In cold, hostile stretches of snow that would mean death for most of the worlds' plants, a watermelon red algae has staked out a surprisingly productive existence, scientists say. Further understanding of how the algae thrives in such inhospitable conditions may help scientists engineer hardier crops. The algae may also prove to be a small but significant sink for the greenhouse gas carbon dioxide.
Mountaineers trekking through snow on every continent besides Africa have reported seeing Chlamydomonas nivalis--sometimes called watermelon algae because of its color and faint fruity scent.

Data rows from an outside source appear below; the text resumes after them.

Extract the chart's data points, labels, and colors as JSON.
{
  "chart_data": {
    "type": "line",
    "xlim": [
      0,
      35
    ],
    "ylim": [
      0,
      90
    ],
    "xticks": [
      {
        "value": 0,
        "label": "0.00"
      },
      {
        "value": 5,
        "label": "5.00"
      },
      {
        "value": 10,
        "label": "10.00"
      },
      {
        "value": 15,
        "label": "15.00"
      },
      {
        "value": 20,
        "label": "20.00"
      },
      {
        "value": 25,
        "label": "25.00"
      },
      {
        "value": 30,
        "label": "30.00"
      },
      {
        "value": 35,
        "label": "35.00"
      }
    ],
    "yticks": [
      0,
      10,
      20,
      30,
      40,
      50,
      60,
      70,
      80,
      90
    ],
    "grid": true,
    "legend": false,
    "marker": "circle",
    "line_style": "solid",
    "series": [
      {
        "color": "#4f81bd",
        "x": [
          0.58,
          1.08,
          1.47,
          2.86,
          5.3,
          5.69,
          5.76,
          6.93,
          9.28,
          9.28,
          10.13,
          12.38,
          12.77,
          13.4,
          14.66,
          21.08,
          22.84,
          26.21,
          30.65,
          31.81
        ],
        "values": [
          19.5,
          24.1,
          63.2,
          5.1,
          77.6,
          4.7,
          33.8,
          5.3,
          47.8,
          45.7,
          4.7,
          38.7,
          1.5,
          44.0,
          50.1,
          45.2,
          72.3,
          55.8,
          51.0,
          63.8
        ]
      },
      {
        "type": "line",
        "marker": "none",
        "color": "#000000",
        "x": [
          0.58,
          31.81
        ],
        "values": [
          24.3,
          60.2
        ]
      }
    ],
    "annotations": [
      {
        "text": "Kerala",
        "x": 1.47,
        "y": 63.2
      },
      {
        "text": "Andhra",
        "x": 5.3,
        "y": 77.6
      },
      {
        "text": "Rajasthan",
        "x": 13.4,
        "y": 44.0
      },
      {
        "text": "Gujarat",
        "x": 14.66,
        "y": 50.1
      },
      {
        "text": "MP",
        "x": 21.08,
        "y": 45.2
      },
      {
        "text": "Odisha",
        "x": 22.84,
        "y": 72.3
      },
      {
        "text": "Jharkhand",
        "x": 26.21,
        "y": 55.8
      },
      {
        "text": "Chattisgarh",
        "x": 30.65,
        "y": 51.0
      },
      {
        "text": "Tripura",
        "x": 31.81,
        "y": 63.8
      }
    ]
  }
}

But few scientists have studied the unusual organism, says plant biologist Thomas Vogelmann of the University of Vermont in Burlington. Lugging equipment into its remote habitat is a hassle, and scientists have not yet succeeded in culturing the algae in the lab.
To find out more about the enigmatic algae, Vogelmann and colleagues headed into the Rocky Mountains. They measured how much carbon dioxide the algae took up and released using a Plexiglass box with sensors. They found that rich patches of the algae took up carbon dioxide at about 10% the rate of an average green plant--far more than expected, the team reports online 7 January in the Proceedings of the National Academy of Sciences.
"What was surprising was that the algae was as active as it was," says ecologist Chris Field of the Carnegie Institution of Washington in Stanford, California. "It basically shows that you can have active, interesting, productive communities under extreme conditions." The next step is to learn more about how the algae cope with low temperatures and extremely bright light, Vogelmann says. His team eventually hopes to pair more detailed estimates of how much carbon the algae sucks up with satellite data estimating its distribution, thus seeing if it plays a substantial part in the cycling of carbon dioxide.